Only the briefest mention was made of the Holtzbergs' two other children, and in each article I read, I searched for more information but it was always the same: "The Holtzbergs were no strangers to tragedy, having lost a child last year to a debilitating genetic disease." Most of the time, their second child, also suffering from the same disease -- Tay-Sachs -- but still alive, was not mentioned.

No one who hasn't been through it can understand what happens to a parent who is forced to sit by their child's bedside and watch them deteriorate until they die.

Every person approaches a situation from their own perspective: teachers judge by how educational it is, doctors by how healthy, lawyers by how legal. As a parent of children who suffered similarly, I viewed the Holtzbergs through those lenses. Our children suffered from a genetic disease similar to Tay-Sachs, but much less known and studied. Metabolic illnesses such as Tay-Sachs run a gamut, and I am always on the lookout for others who unwittingly found themselves standing in the unpredictable world of inborn errors of metabology. It's hard to explain to someone who hasn't experienced it. That's why it was this part of their story that caught my attention, as I desperately tried to make sense of their suffering.

No one who hasn't been through it can understand what happens to a parent who is forced to sit by their child's bedside and watch them deteriorate until they die. You can hold them, whisper to them words of prayer, even feed them up until a certain point, all the time knowing that there will be no medical miracles for you and that the end is inevitable. Anyone who has found themselves in this situation knows that, while it seems like they are just sitting there minding their own business, they are really undergoing a profound transformation, undetectable from the surface.

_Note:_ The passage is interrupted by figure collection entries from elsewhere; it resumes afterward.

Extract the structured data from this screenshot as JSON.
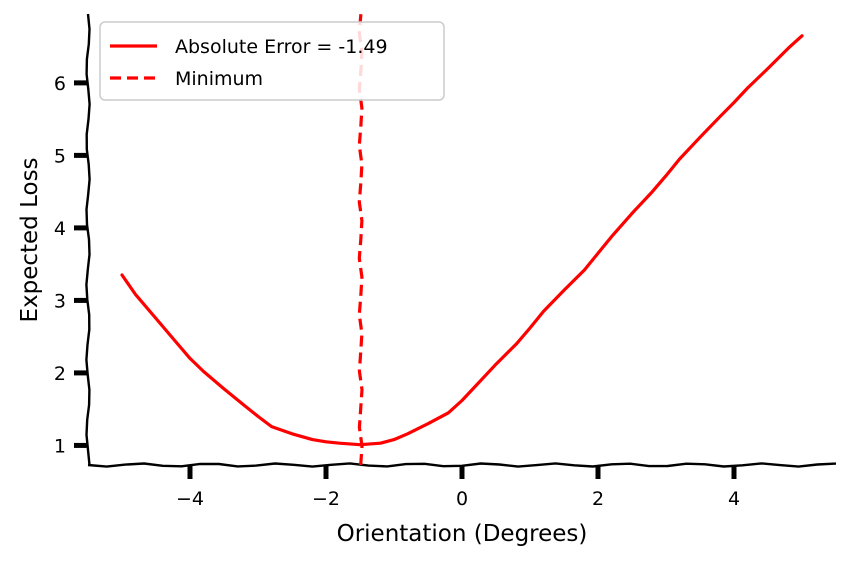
{
  "chart_data": {
    "type": "line",
    "xlabel": "Orientation (Degrees)",
    "ylabel": "Expected Loss",
    "xlim": [
      -5.5,
      5.5
    ],
    "ylim": [
      0.73,
      6.95
    ],
    "xticks": [
      -4,
      -2,
      0,
      2,
      4
    ],
    "xtick_labels": [
      "−4",
      "−2",
      "0",
      "2",
      "4"
    ],
    "yticks": [
      1,
      2,
      3,
      4,
      5,
      6
    ],
    "ytick_labels": [
      "1",
      "2",
      "3",
      "4",
      "5",
      "6"
    ],
    "grid": false,
    "legend_position": "top-left",
    "series": [
      {
        "name": "Absolute Error = -1.49",
        "color": "#ff0000",
        "style": "solid",
        "x": [
          -5.0,
          -4.8,
          -4.5,
          -4.2,
          -4.0,
          -3.8,
          -3.5,
          -3.2,
          -3.0,
          -2.8,
          -2.5,
          -2.2,
          -2.0,
          -1.8,
          -1.5,
          -1.2,
          -1.0,
          -0.8,
          -0.5,
          -0.2,
          0.0,
          0.2,
          0.5,
          0.8,
          1.0,
          1.2,
          1.5,
          1.8,
          2.0,
          2.2,
          2.5,
          2.8,
          3.0,
          3.2,
          3.5,
          3.8,
          4.0,
          4.2,
          4.5,
          4.8,
          5.0
        ],
        "y": [
          3.35,
          3.08,
          2.75,
          2.42,
          2.2,
          2.02,
          1.78,
          1.55,
          1.4,
          1.26,
          1.16,
          1.08,
          1.05,
          1.03,
          1.01,
          1.03,
          1.08,
          1.16,
          1.3,
          1.45,
          1.62,
          1.82,
          2.12,
          2.4,
          2.62,
          2.85,
          3.14,
          3.42,
          3.65,
          3.88,
          4.2,
          4.5,
          4.72,
          4.95,
          5.25,
          5.54,
          5.73,
          5.93,
          6.2,
          6.48,
          6.65
        ]
      },
      {
        "name": "Minimum",
        "color": "#ff0000",
        "style": "dashed",
        "x": [
          -1.49,
          -1.49
        ],
        "y": [
          0.73,
          6.95
        ]
      }
    ]
  }
}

Once the shiva is over, the tears are dried up, and life somehow trudges on, the parents realize that they have been altered forever. Although the child was small, his soul was huge. Parents have been in hand to hand contact with this powerful force, without realizing the effect it was having on them.

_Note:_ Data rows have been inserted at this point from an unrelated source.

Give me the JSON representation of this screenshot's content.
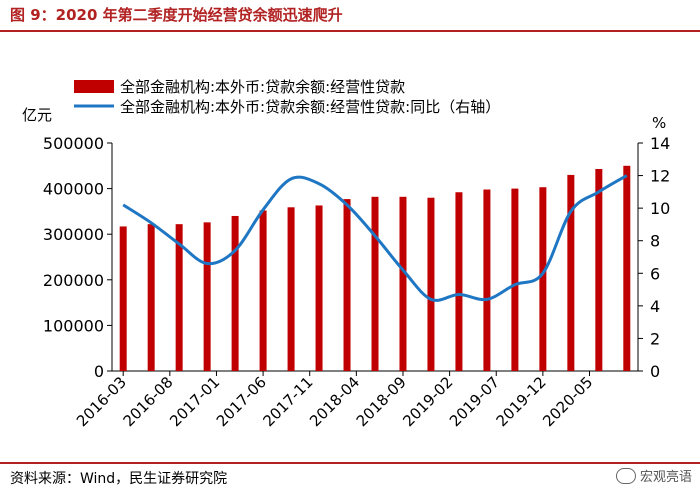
{
  "figure": {
    "title": "图 9：2020 年第二季度开始经营贷余额迅速爬升",
    "source": "资料来源：Wind，民生证券研究院",
    "watermark": "宏观亮语"
  },
  "colors": {
    "bar": "#c00000",
    "line": "#1f77c4",
    "accent": "#b22222"
  },
  "chart_data": {
    "type": "bar",
    "left_unit": "亿元",
    "right_unit": "%",
    "left_axis": {
      "min": 0,
      "max": 500000,
      "ticks": [
        "0",
        "100000",
        "200000",
        "300000",
        "400000",
        "500000"
      ]
    },
    "right_axis": {
      "min": 0,
      "max": 14,
      "ticks": [
        "0",
        "2",
        "4",
        "6",
        "8",
        "10",
        "12",
        "14"
      ]
    },
    "tick_labels": [
      "2016-03",
      "2016-08",
      "2017-01",
      "2017-06",
      "2017-11",
      "2018-04",
      "2018-09",
      "2019-02",
      "2019-07",
      "2019-12",
      "2020-05"
    ],
    "series": [
      {
        "name": "全部金融机构:本外币:贷款余额:经营性贷款",
        "type": "bar",
        "axis": "left",
        "x": [
          "2016-03",
          "2016-06",
          "2016-09",
          "2016-12",
          "2017-03",
          "2017-06",
          "2017-09",
          "2017-12",
          "2018-03",
          "2018-06",
          "2018-09",
          "2018-12",
          "2019-03",
          "2019-06",
          "2019-09",
          "2019-12",
          "2020-03",
          "2020-06",
          "2020-09"
        ],
        "values": [
          317000,
          322000,
          322000,
          326000,
          340000,
          352000,
          359000,
          363000,
          377000,
          382000,
          382000,
          380000,
          392000,
          398000,
          400000,
          403000,
          430000,
          443000,
          450000
        ]
      },
      {
        "name": "全部金融机构:本外币:贷款余额:经营性贷款:同比（右轴）",
        "type": "line",
        "axis": "right",
        "x": [
          "2016-03",
          "2016-06",
          "2016-09",
          "2016-12",
          "2017-03",
          "2017-06",
          "2017-09",
          "2017-12",
          "2018-03",
          "2018-06",
          "2018-09",
          "2018-12",
          "2019-03",
          "2019-06",
          "2019-09",
          "2019-12",
          "2020-03",
          "2020-06",
          "2020-09"
        ],
        "values": [
          10.2,
          9.1,
          7.8,
          6.6,
          7.4,
          9.9,
          11.8,
          11.5,
          10.2,
          8.3,
          6.2,
          4.4,
          4.7,
          4.4,
          5.3,
          6.0,
          9.8,
          11.0,
          12.0
        ]
      }
    ],
    "legend_position": "top",
    "grid": false
  }
}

I found myself unable to tolerate anything that was not essential, important, and true. The normal superficialities that cushion a life were gone, surgically removed without the benefit of anesthesia.

Although the Holtzbergs had so many things going for them -- supportive parents, loving families, excellent education, idealistic work -- it may have been this experience that sent them over the border from special to superhuman. Their laser sharp focus on doing for others defies logical explanation.

NO PRAYER IS LOST

A child, Moshe, was saved, miraculously so, even though he was not the one they were praying for.

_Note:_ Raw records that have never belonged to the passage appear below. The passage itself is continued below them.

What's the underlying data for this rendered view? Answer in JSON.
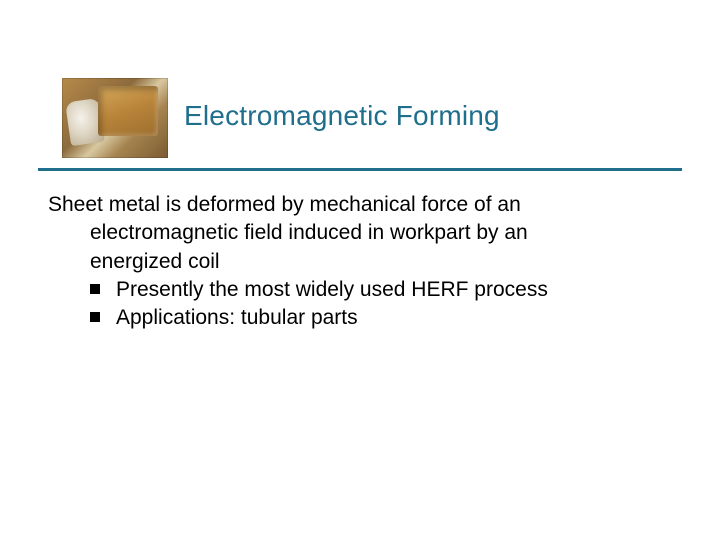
{
  "title": {
    "text": "Electromagnetic Forming",
    "color": "#1f6e8c",
    "fontsize": 28
  },
  "divider": {
    "color": "#1f6e8c",
    "thickness": 3
  },
  "body": {
    "lead_line1": "Sheet metal is deformed by mechanical force of an",
    "lead_line2": "electromagnetic field induced in workpart by an",
    "lead_line3": "energized coil",
    "bullets": [
      "Presently the most widely used HERF process",
      "Applications: tubular parts"
    ],
    "text_color": "#000000",
    "fontsize": 21,
    "bullet_color": "#000000"
  },
  "thumbnail": {
    "description": "machining-photo",
    "dominant_colors": [
      "#b78a4a",
      "#8c6a3c",
      "#d8c8a0",
      "#f5f2ea"
    ]
  },
  "background_color": "#ffffff"
}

And yet, despite the growth that parents who have lost a child undergo, an important question remains. I remember the months our babies dangled between life and death, we said hundreds of prayers for them, and many other people prayed for them as well. No doubt the Holtzbergs did the same. But if in the end the child died, where do all the prayers go?

A prayer is never lost. In the Holtzberg's case, I think we all merited to witness, with our own eyes, where those prayers went. A child, Moshe, was saved, miraculously so, even though he was not the one they were praying for.

As for Dov Ber, their other hospitalized child, I wonder who will sit and comfort him, sing to him, and remind him that his soul is a holy one? And who will pray for him and for an end to the terrible evil that made him an orphan -- if not we?